Let’s start with the first time I heard Ben. Catch My Disease was all over Nova FM on my 2005 Australia Holiday. It was always playing. And, ‘scuse the cliché, I most certainly did catch the disease that he was spreading. No, I’m not talking some dodgy rash; I’m talking about the Ben Lee phenomenon.
Whilst he can be deemed as an irritating feminist by certain Australian Media Outlets, I struggle not to be caught up in his songs. I mean, in Ripe he uses the similes “Like bacon at a Bar-Mitzvah, like a lead balloon”. What’s not to love about that? Plus he has a track called What Would Jay-Z Do? You try and deny that as being something of an amusing title. We all should take a little time out of our everyday life situations and consider the actions that Mr Z would take were he posed with the same problems. And it’s through Lee’s song that you are lead to think about this obvious possibility.
Whilst a normal collaboration for Lee would be an onstage appearance with Missy Higgins, or letting her provide backing vocals for I Love Pop Music, in Birds and Bees, we hear Lee team up with Jessica Simpson. A perhaps odd choice, the song works in funny way that implies it might not have been made with the most serious intentions.
His newest album does seem a bit feminist-y. With Song For The Divine Mother Of The Earth being found on the album after Sex Without Love you feel a bit of a leap in both Lee’s morals and song writing skills. And proclaiming I’m A Woman Too is a bit too much for a recently married man. Face it, you’re a guy. Now move on.
Part of me wonders how much of his songs are about him. Are they biographical? Or entirely fiction? I can’t say. But I know that Lee knows how to laugh at himself. Having seen him perform Ben Lee You Suck live, along with watching the link he posted to The Chaser’s song wishing death upon him, you get the impression that he doesn’t take himself too seriously. Which is good for someone who talks about the price of oil and renewable energy in a pop song.
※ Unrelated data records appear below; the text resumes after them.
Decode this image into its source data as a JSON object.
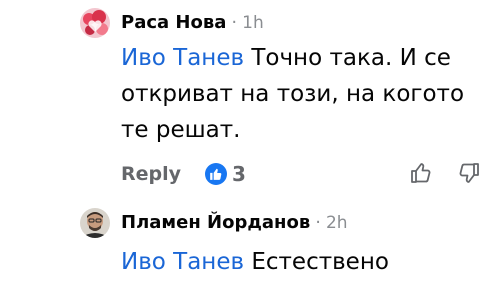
{
  "comments": [
    {
      "author": "Раса Нова",
      "separator": "·",
      "time": "1h",
      "mention": "Иво Танев",
      "text": " Точно така. И се откриват на този, на когото те решат."
    },
    {
      "author": "Пламен Йорданов",
      "separator": "·",
      "time": "2h",
      "mention": "Иво Танев",
      "text": " Естествено"
    }
  ],
  "actions": {
    "reply_label": "Reply",
    "reaction_count": "3",
    "reaction_icon": "like-reaction-icon",
    "upvote_icon": "thumbs-up-icon",
    "downvote_icon": "thumbs-down-icon"
  },
  "colors": {
    "mention": "#1a66d6",
    "meta": "#8a8d91",
    "like_badge": "#1877f2"
  }
}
Numb shows honesty about the music industry before slagging off your label became cool. Refusing to go numb is something that Lee has continued to do as he makes new music. Changing his style with each new album, he keeps his listeners waiting apprehensively for what will come next. And so, despite not being entirely won over by his last album, I’m still suffering from the aforementioned disease.